Comment Re:Google: Select jurors who understand stats. (Score 4, Insightful) 349

So, you're confirming that young employees are overworking, which is the first part of the hypothesis, although then you go into a marketing style tangent with, "It's just that they are so excited that they don't want to go home!!!" That sounds pretty unhealthy to me, especially given the present evidence of attrition suggesting that it is not a sustainable way of working.

It's not marketing, it's the truth. I worked there for nearly 8 years. By the way, I'm 31.

Google is (a) a very desirable employer and (b) hires people from all over the world. The combination of these things mean that many, many developers, especially younger ones that move from poorer countries, get relocated across borders. They arrive in a new country where they don't speak the language, quite often with a girlfriend or wife in tow, and frankly many of them don't quite dive into making friends and socialising as much as perhaps would be a good idea. Combination of new city, no social life + interesting work == lots of people working odd hours. Eventually they do settle down and the hours get more normal.
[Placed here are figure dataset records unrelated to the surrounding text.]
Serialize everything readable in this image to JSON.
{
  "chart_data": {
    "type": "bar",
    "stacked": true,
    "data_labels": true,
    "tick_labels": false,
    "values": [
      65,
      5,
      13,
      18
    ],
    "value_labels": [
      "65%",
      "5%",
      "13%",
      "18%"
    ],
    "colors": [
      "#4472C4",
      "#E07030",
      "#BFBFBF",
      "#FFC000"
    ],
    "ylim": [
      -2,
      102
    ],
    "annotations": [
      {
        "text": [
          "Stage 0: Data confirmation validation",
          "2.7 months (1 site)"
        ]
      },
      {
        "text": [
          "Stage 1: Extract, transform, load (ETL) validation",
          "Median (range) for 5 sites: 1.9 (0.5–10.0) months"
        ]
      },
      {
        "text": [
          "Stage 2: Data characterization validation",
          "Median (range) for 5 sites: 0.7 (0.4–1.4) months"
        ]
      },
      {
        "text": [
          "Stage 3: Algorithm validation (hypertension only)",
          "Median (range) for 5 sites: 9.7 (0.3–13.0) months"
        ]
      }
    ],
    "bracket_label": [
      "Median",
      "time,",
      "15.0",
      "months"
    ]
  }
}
But programming has always been this way, hasn't it? I never heard a lawyer say, "I've been doing lawyering since I was 8 years old" but it happens in software all the time. It's a sort of work that many people just enjoy doing, and do it as a hobby as well as a job.

Comment Re:Doublethink (Score 3, Insightful) 686

It's always been this way - younger people tend to care less about voting

I could equally say it's always been this way because politicians and The Establishment have always been old.

My theory is at that age you're still so engrossed with exploring your environment, that you put little thought into shaping your environment.

My theory is that political parties run by older people tend to focus on the wishes of people just like them i.e. older people. Due to the party political whipping system, young people who investigate politics quickly realise they will be forced to vote in support of social policies they disagree with, making the career unattractive. This results in a downward spiral in which politicians ignore people unlike them, those people get turned off from politics, and thus the demographic makeup of the political elite can never self correct.